25 April 2015
My article on Pondicherry in Bold Magazine
26 January 2012
Doors and doorways

20 January 2012
Lakshmi the elephant

One of the most popular tourist sights in Pondicherry is Lakshmi the elephant. Lakshmi stands outside the Ganesh temple on Manakula Vinayagar Koil Street for a few hours every morning and evening. A local celebrity, she gets many visitors who come to receive her blessings and feed her treats like fruit, bunches of grass and sugarcane they buy from the stalls outside the temple. If you offer her a coin, she’ll take it with her trunk, hand it to her mahout (keeper) and give you her blessing by lightly tapping you on the head.
I found this short article which tells Lakshmi’s story.
I took this picture of Lakshmi in early 2003, almost ten years ago.
Lakshmi was smaller then, and noticeably thinner. As you can see, the same mahout is with her (he seems to have changed less than Lakshmi).
Meet Lakshmi the elephant:
19 January 2012
After the storm
Driving down the East Coast Road from Chennai to Pondicherry, it wasn’t until I was 30 kilometres away that I started to notice the scars of the cyclone that hit on December 29th. From the road I saw fallen trees, damaged houses, and palm trees leaning over at 90 degrees.
In the city the destruction was visible everywhere. Dead tree branches littered the sidewalks, many new stumps marked where trees used to be, compound walls and fences were broken, many roof tiles missing and thatched roofs completely gone. Bharathi Park was closed: many trees were uprooted and the paths obstructed with fallen branches.

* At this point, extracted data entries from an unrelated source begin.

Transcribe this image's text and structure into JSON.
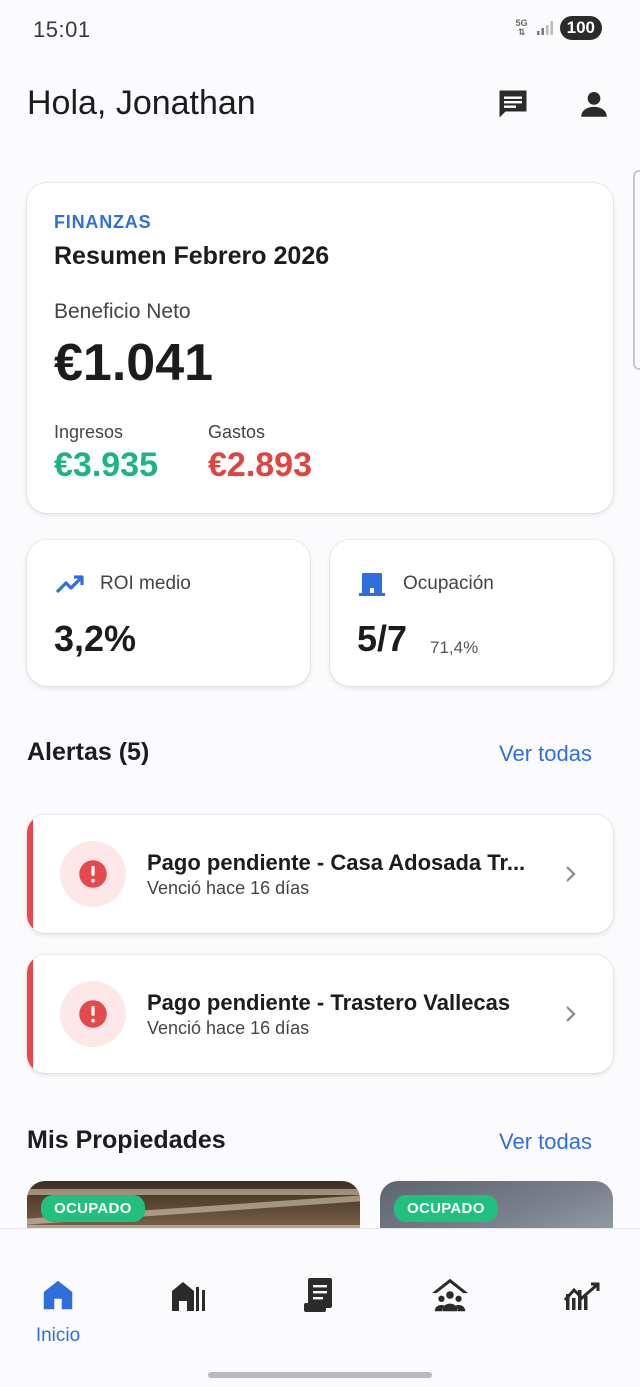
{
  "status_bar": {
    "time": "15:01",
    "network": "5G",
    "battery": "100"
  },
  "header": {
    "greeting": "Hola, Jonathan"
  },
  "finance": {
    "eyebrow": "FINANZAS",
    "title": "Resumen Febrero 2026",
    "net_label": "Beneficio Neto",
    "net_value": "€1.041",
    "income_label": "Ingresos",
    "income_value": "€3.935",
    "expenses_label": "Gastos",
    "expenses_value": "€2.893"
  },
  "stats": {
    "roi": {
      "label": "ROI medio",
      "value": "3,2%",
      "icon": "trending-up-icon"
    },
    "occupancy": {
      "label": "Ocupación",
      "value": "5/7",
      "sub": "71,4%",
      "icon": "building-icon"
    }
  },
  "alerts": {
    "title": "Alertas (5)",
    "link": "Ver todas",
    "items": [
      {
        "title": "Pago pendiente - Casa Adosada Tr...",
        "subtitle": "Venció hace 16 días"
      },
      {
        "title": "Pago pendiente - Trastero Vallecas",
        "subtitle": "Venció hace 16 días"
      }
    ]
  },
  "properties": {
    "title": "Mis Propiedades",
    "link": "Ver todas",
    "items": [
      {
        "badge": "OCUPADO"
      },
      {
        "badge": "OCUPADO"
      }
    ]
  },
  "colors": {
    "accent": "#2f6fdd",
    "income": "#1db57f",
    "expense": "#e0443f",
    "alert": "#e5484d",
    "badge": "#22c07f"
  },
  "bottom_nav": {
    "items": [
      {
        "label": "Inicio",
        "icon": "home-icon",
        "active": true
      },
      {
        "label": "",
        "icon": "properties-icon",
        "active": false
      },
      {
        "label": "",
        "icon": "contracts-icon",
        "active": false
      },
      {
        "label": "",
        "icon": "tenants-icon",
        "active": false
      },
      {
        "label": "",
        "icon": "analytics-icon",
        "active": false
      }
    ]
  }
}
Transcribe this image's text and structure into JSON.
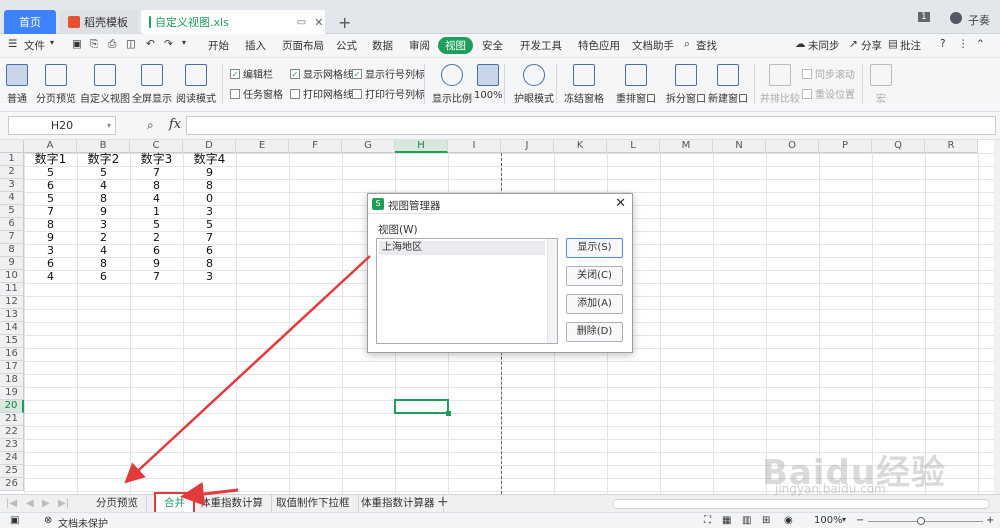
{
  "tabs": {
    "home": "首页",
    "template": "稻壳模板",
    "file": "自定义视图.xls",
    "user": "子奏"
  },
  "menu": {
    "file": "文件",
    "items": [
      "开始",
      "插入",
      "页面布局",
      "公式",
      "数据",
      "审阅",
      "视图",
      "安全",
      "开发工具",
      "特色应用",
      "文档助手"
    ],
    "search": "查找",
    "sync": "未同步",
    "share": "分享",
    "annotate": "批注"
  },
  "ribbon": {
    "normal": "普通",
    "page_preview": "分页预览",
    "custom_view": "自定义视图",
    "fullscreen": "全屏显示",
    "read_mode": "阅读模式",
    "edit_bar": "编辑栏",
    "show_grid": "显示网格线",
    "show_rowcol": "显示行号列标",
    "task_pane": "任务窗格",
    "print_grid": "打印网格线",
    "print_rowcol": "打印行号列标",
    "zoom": "显示比例",
    "zoom100": "100%",
    "eye_mode": "护眼模式",
    "freeze": "冻结窗格",
    "rearrange": "重排窗口",
    "split": "拆分窗口",
    "new_window": "新建窗口",
    "side_by_side": "并排比较",
    "sync_scroll": "同步滚动",
    "reset_pos": "重设位置",
    "macro": "宏"
  },
  "formula": {
    "cell_ref": "H20",
    "fx": "fx"
  },
  "columns": [
    "A",
    "B",
    "C",
    "D",
    "E",
    "F",
    "G",
    "H",
    "I",
    "J",
    "K",
    "L",
    "M",
    "N",
    "O",
    "P",
    "Q",
    "R"
  ],
  "rows": [
    "1",
    "2",
    "3",
    "4",
    "5",
    "6",
    "7",
    "8",
    "9",
    "10",
    "11",
    "12",
    "13",
    "14",
    "15",
    "16",
    "17",
    "18",
    "19",
    "20",
    "21",
    "22",
    "23",
    "24",
    "25",
    "26"
  ],
  "table": {
    "header": [
      "数字1",
      "数字2",
      "数字3",
      "数字4"
    ],
    "data": [
      [
        "5",
        "5",
        "7",
        "9"
      ],
      [
        "6",
        "4",
        "8",
        "8"
      ],
      [
        "5",
        "8",
        "4",
        "0"
      ],
      [
        "7",
        "9",
        "1",
        "3"
      ],
      [
        "8",
        "3",
        "5",
        "5"
      ],
      [
        "9",
        "2",
        "2",
        "7"
      ],
      [
        "3",
        "4",
        "6",
        "6"
      ],
      [
        "6",
        "8",
        "9",
        "8"
      ],
      [
        "4",
        "6",
        "7",
        "3"
      ]
    ]
  },
  "dialog": {
    "title": "视图管理器",
    "list_label": "视图(W)",
    "views": [
      "上海地区"
    ],
    "show": "显示(S)",
    "close": "关闭(C)",
    "add": "添加(A)",
    "delete": "删除(D)"
  },
  "sheets": [
    "分页预览",
    "合并",
    "体重指数计算",
    "取值制作下拉框",
    "体重指数计算器"
  ],
  "status": {
    "protect": "文档未保护",
    "zoom": "100%"
  },
  "watermark": {
    "brand": "Baidu经验",
    "url": "jingyan.baidu.com"
  },
  "colors": {
    "accent": "#1e9e5a",
    "highlight": "#e23b3b",
    "home_tab": "#3d82ff"
  }
}
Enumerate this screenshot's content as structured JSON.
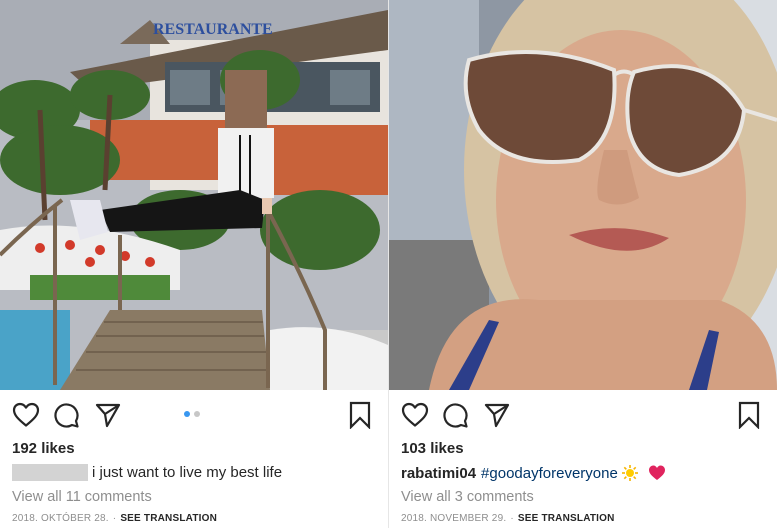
{
  "post_left": {
    "photo_description": "",
    "likes": "192 likes",
    "caption_text": "i just want to live my best life",
    "comments_link": "View all 11 comments",
    "date": "2018. OKTÓBER 28.",
    "separator": "·",
    "translation_link": "SEE TRANSLATION",
    "sign_text": "RESTAURANTE",
    "carousel": {
      "count": 2,
      "active_index": 0,
      "active_color": "#3897f0",
      "inactive_color": "#c7c7c7"
    },
    "icons": [
      "heart-icon",
      "comment-icon",
      "share-icon",
      "bookmark-icon"
    ]
  },
  "post_right": {
    "likes": "103 likes",
    "username": "rabatimi04",
    "hashtag": "#goodayforeveryone",
    "comments_link": "View all 3 comments",
    "date": "2018. NOVEMBER 29.",
    "separator": "·",
    "translation_link": "SEE TRANSLATION",
    "icons": [
      "heart-icon",
      "comment-icon",
      "share-icon",
      "bookmark-icon"
    ]
  },
  "colors": {
    "text": "#262626",
    "muted": "#8e8e8e",
    "hashtag": "#003569",
    "heart_emoji": "#e0245e"
  }
}
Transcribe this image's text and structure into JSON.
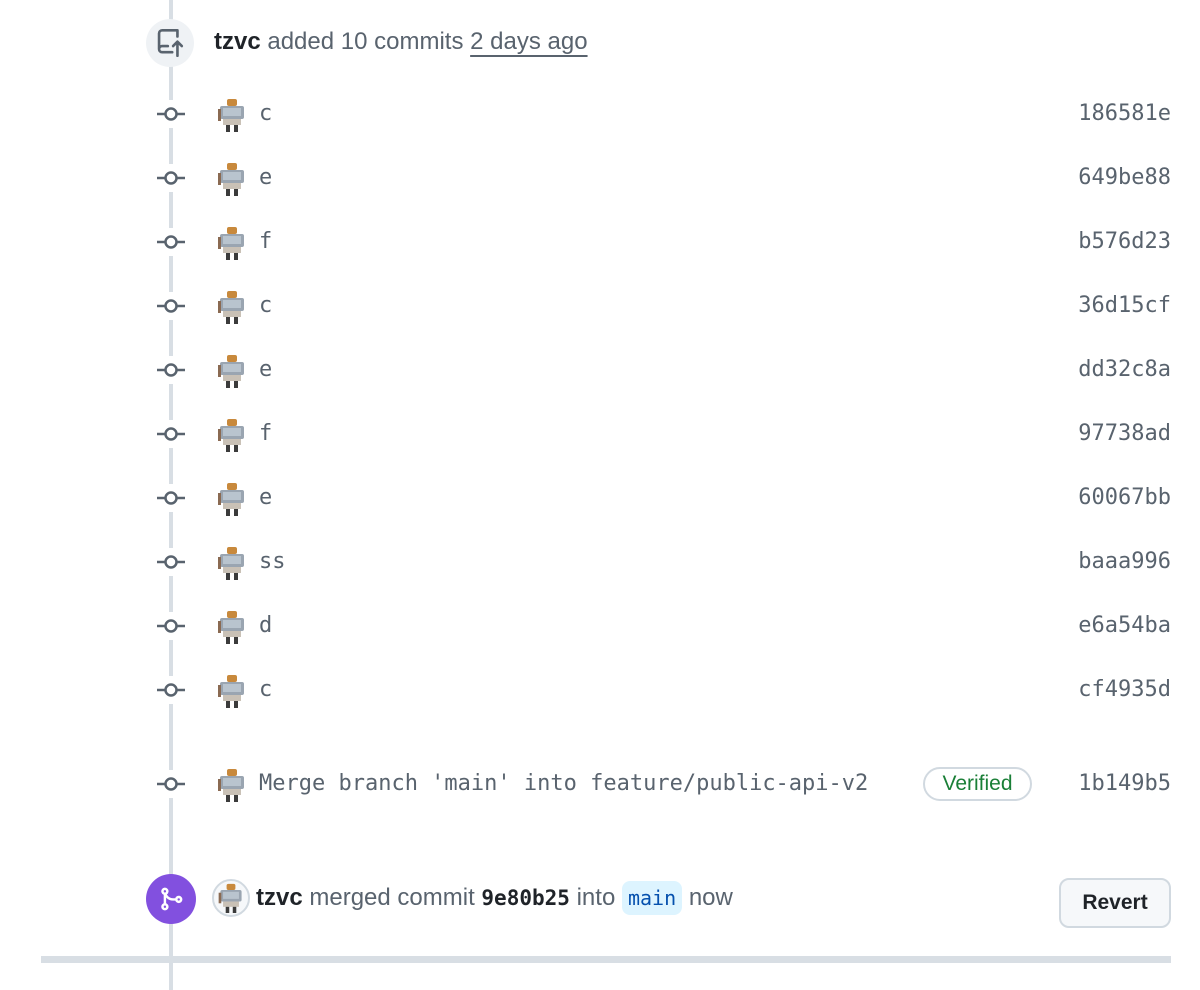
{
  "push_event": {
    "icon": "repo-push-icon",
    "author": "tzvc",
    "action": "added 10 commits",
    "time": "2 days ago"
  },
  "commits": [
    {
      "message": "c",
      "sha": "186581e"
    },
    {
      "message": "e",
      "sha": "649be88"
    },
    {
      "message": "f",
      "sha": "b576d23"
    },
    {
      "message": "c",
      "sha": "36d15cf"
    },
    {
      "message": "e",
      "sha": "dd32c8a"
    },
    {
      "message": "f",
      "sha": "97738ad"
    },
    {
      "message": "e",
      "sha": "60067bb"
    },
    {
      "message": "ss",
      "sha": "baaa996"
    },
    {
      "message": "d",
      "sha": "e6a54ba"
    },
    {
      "message": "c",
      "sha": "cf4935d"
    }
  ],
  "merge_commit_row": {
    "message": "Merge branch 'main' into feature/public-api-v2",
    "verified_label": "Verified",
    "sha": "1b149b5"
  },
  "merge_event": {
    "icon": "git-merge-icon",
    "author": "tzvc",
    "action": "merged commit",
    "commit_sha": "9e80b25",
    "into_label": "into",
    "branch": "main",
    "time": "now",
    "revert_label": "Revert"
  },
  "colors": {
    "merge_badge": "#8250df",
    "verified_text": "#1a7f37",
    "branch_bg": "#ddf4ff",
    "timeline": "#d8dee4"
  }
}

In nearby Auroville, there was still no electricity or water supply in some parts two weeks after the storm. Electrical wires lay on the ground while the sounds of generators, chain saws and earth movers resonated in the air. It’s estimated that Auroville lost more than half of its trees. Many houses were damaged and the windmills which were used to harness wind energy were destroyed.
Having experienced violent storms in the past, many people told me that they knew a cyclone was on its way but underestimated its violence. It will take several more weeks to clear the debris and repair roofs, buildings and windmills. But apart from these reminders of the ferocity that was cyclone Thane, life seems to go on as usual with no damage to people’s spirits.
10 April 2011
Old is gold
About six months ago, I heard the bad news. I can’t remember who I heard it from first because everyone seemed to be talking about it: Amethyst in Chennai was closing down! Why on earth would it close down?! This was my immediate reaction. This beautiful colonial mansion was a Chennai landmark. It was very popular with locals and tourists alike. It was a unique and special place. I felt physically sick when I learned why it was closing down: the family owning this heritage building decided to have it demolished and an apartment building built in its place!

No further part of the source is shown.